Non plus. La décision russe de suspendre ses ventes à l’international est d’abord politique : le gouvernement de Moscou doit montrer à sa population qu'il privilégie le marché intérieur et agit pour limiter l'inflation qui sévit dans ce pays. En rationnant ses exportations, il accroît ses stocks et s'assure de contrôler la hausse des prix, qui intervient en ce moment. Mais, dans les faits, la Russie produit près du double de ce qu’elle consomme. De ce point de vue, il n’y a donc pas de raison pour que le pays prolonge au-delà du 1er juillet le rationnement. Il a même tout intérêt à favoriser ses exportations alors que la demande intérieure va vraisemblablement se contracter à cause de la hausse des prix aujourd’hui constatée sur le marché local. Il faut enfin rappeler que la nouvelle récolte exige des capacités de stockage, qui sont en partie occupées par les volumes sous embargo. Moscou va donc devoir «ouvrir les vannes» s’il veut pouvoir stocker sa nouvelle production.
On parle pourtant d’une mauvaise récolte pour la saison 2020-2021, avec des conditions météorologiques très difficiles…

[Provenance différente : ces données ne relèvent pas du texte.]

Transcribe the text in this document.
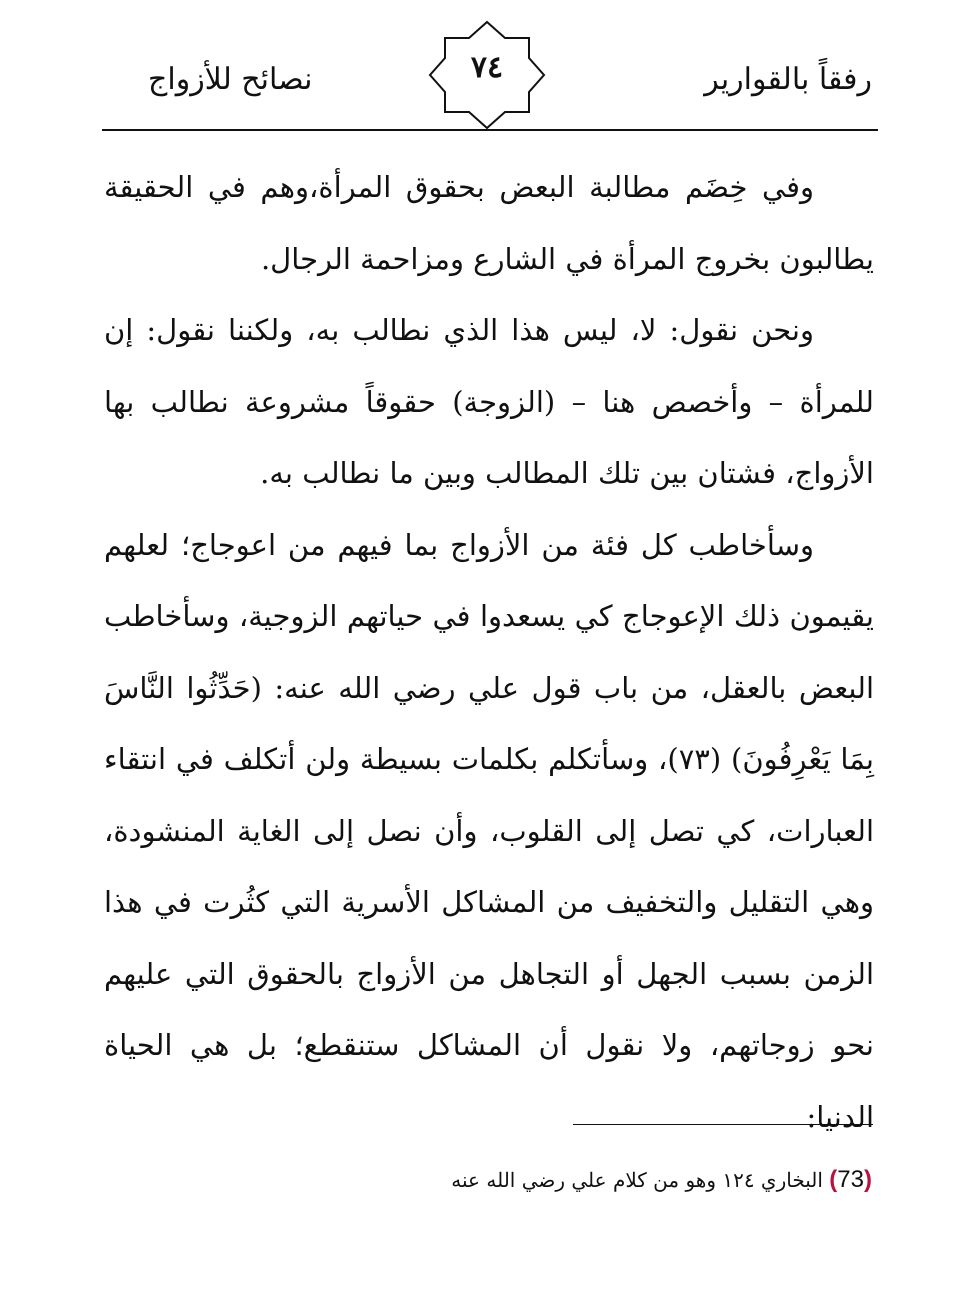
رفقاً بالقوارير
٧٤
نصائح للأزواج

وفي خِضَم مطالبة البعض بحقوق المرأة،وهم في الحقيقة يطالبون بخروج المرأة في الشارع ومزاحمة الرجال.

ونحن نقول: لا، ليس هذا الذي نطالب به، ولكننا نقول: إن للمرأة – وأخصص هنا – (الزوجة) حقوقاً مشروعة نطالب بها الأزواج، فشتان بين تلك المطالب وبين ما نطالب به.

وسأخاطب كل فئة من الأزواج بما فيهم من اعوجاج؛ لعلهم يقيمون ذلك الإعوجاج كي يسعدوا في حياتهم الزوجية، وسأخاطب البعض بالعقل، من باب قول علي رضي الله عنه: (حَدِّثُوا النَّاسَ بِمَا يَعْرِفُونَ) (٧٣)، وسأتكلم بكلمات بسيطة ولن أتكلف في انتقاء العبارات، كي تصل إلى القلوب، وأن نصل إلى الغاية المنشودة، وهي التقليل والتخفيف من المشاكل الأسرية التي كثُرت في هذا الزمن بسبب الجهل أو التجاهل من الأزواج بالحقوق التي عليهم نحو زوجاتهم، ولا نقول أن المشاكل ستنقطع؛ بل هي الحياة الدنيا:

(73) البخاري ١٢٤ وهو من كلام علي رضي الله عنه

En Russie, la récolte 2019-2020 était déjà moins bonne que celle de l’année passée à cause de températures volatiles et d’une sécheresse toujours en cours. On estime la baisse de la production a environ 18 millions de tonnes métriques (MMT). La situation ne devrait guère s’arranger en 2020-2021. Toutefois, d’autres régions ont connu une météo plus clémente : ces dernières semaines, l’Ukraine a par exemple enregistré un regain de sa pluviométrie, qui a sauvé sa future récolte. Enfin, il ne faut pas oublier que la Russie ou les pays de la mer Noire ne sont pas les seuls producteurs de blé. Dans l’hémisphère sud, des pays ont réalisé de gros excédents cette année, de l’ordre de 10 MMT. Même si la pression sur les prix se maintient, cela devrait garantir les volumes et de facto une certaine stabilité du marché mondial.